- Early results from a Phase I trial indicate that the antibody-drug conjugate IMMU-130 is safe and tolerable in treating relapsed metastatic colorectal cancers
- Investigators believe IMMU-130 may be more potent than the traditional treatment, as it binds directly to cancer cells
Fox Chase medical oncologist Efrat Dotan, MD, is spearheading a Phase I clinical trial of IMMU-130, an antibody-drug conjugate, studying its efficacy and safety for use against metastatic colorectal cancers (mCRC) that have relapsed.
“This is a novel treatment approach using an antibody-drug conjugate to deliver the treatment directly into the cancer cell and limit toxicity to healthy tissue,” says Dotan.

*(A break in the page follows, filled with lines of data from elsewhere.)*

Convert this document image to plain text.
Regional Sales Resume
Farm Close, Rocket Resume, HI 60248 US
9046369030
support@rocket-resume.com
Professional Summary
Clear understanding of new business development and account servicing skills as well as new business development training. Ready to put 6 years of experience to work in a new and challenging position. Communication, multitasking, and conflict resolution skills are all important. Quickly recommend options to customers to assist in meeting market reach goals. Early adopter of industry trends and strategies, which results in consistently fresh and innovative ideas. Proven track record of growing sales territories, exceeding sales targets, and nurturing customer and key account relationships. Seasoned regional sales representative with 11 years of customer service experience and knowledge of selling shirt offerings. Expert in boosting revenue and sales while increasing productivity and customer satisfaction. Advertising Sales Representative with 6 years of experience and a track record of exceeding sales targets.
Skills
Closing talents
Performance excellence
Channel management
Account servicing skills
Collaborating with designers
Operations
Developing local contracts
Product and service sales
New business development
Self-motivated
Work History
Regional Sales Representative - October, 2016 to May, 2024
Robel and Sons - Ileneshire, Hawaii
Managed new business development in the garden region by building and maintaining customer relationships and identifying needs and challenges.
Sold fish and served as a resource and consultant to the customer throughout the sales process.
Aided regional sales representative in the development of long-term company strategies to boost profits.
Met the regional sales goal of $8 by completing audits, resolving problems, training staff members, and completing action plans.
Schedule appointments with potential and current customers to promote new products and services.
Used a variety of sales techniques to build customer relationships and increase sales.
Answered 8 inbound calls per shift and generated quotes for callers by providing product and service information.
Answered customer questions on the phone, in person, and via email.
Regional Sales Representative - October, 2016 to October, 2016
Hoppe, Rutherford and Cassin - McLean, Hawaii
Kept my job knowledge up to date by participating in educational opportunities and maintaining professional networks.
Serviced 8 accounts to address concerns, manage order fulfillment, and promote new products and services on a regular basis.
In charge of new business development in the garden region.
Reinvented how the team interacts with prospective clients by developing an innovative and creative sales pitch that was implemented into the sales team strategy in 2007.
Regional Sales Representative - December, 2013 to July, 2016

The main cancer-fighting component of the treatment is SN-38. Known as a topoisomerase inhibitor, SN-38 interferes with tumor cell replication, eventually leading to the death of those cells. Although long used in treating mCRC, the drug is normally delivered in the form of irinotecan, which requires processing by the patient’s liver to become metabolically active as SN-38. Despite this, the liver usually converts less than five percent of the drug to its active form. Conjugating SN-38 itself to another compound that binds specifically with cancer cells means that physicians can deliver a much more potent, targeted, and reduced dose of the drug, which they hope will be effective even for patients whose cancers relapsed after a chemotherapy regimen based on more traditional irinotecan treatment.
IMMU-130 is an immune conjugate in which SN-38 is attached to an anti-CEACAM5 antibody. CEACAM5, a carcinoembryonic antigen, is highly expressed on the surface of cancer cells in general and colorectal cancer cells in particular. Many colorectal tumors express high levels of CEACAM5, which makes it a prime candidate for targeting chemotherapy drugs to tumor cells without harming non-cancerous tissue.
The primary objective of the study is to evaluate the safety and tolerability of IMMU-130 and to determine the maximum tolerated dose among patients with mCRC who have been treated previously with at least one prior irinotecan-containing regimen. Accrual to the trial closed in December 2014, and so far Dotan and colleagues have observed good tolerability for the drug among study participants. Early signs of activity with this agent were seen with a few durable long-term responses.
“Our initial experience with this agent has been exciting, with manageable toxicity and some responses even in patients with irinotecan refractory disease,” says Dotan.
The researchers presented their preliminary results at the American Society of Clinical Oncology’s 2014 Annual Meeting.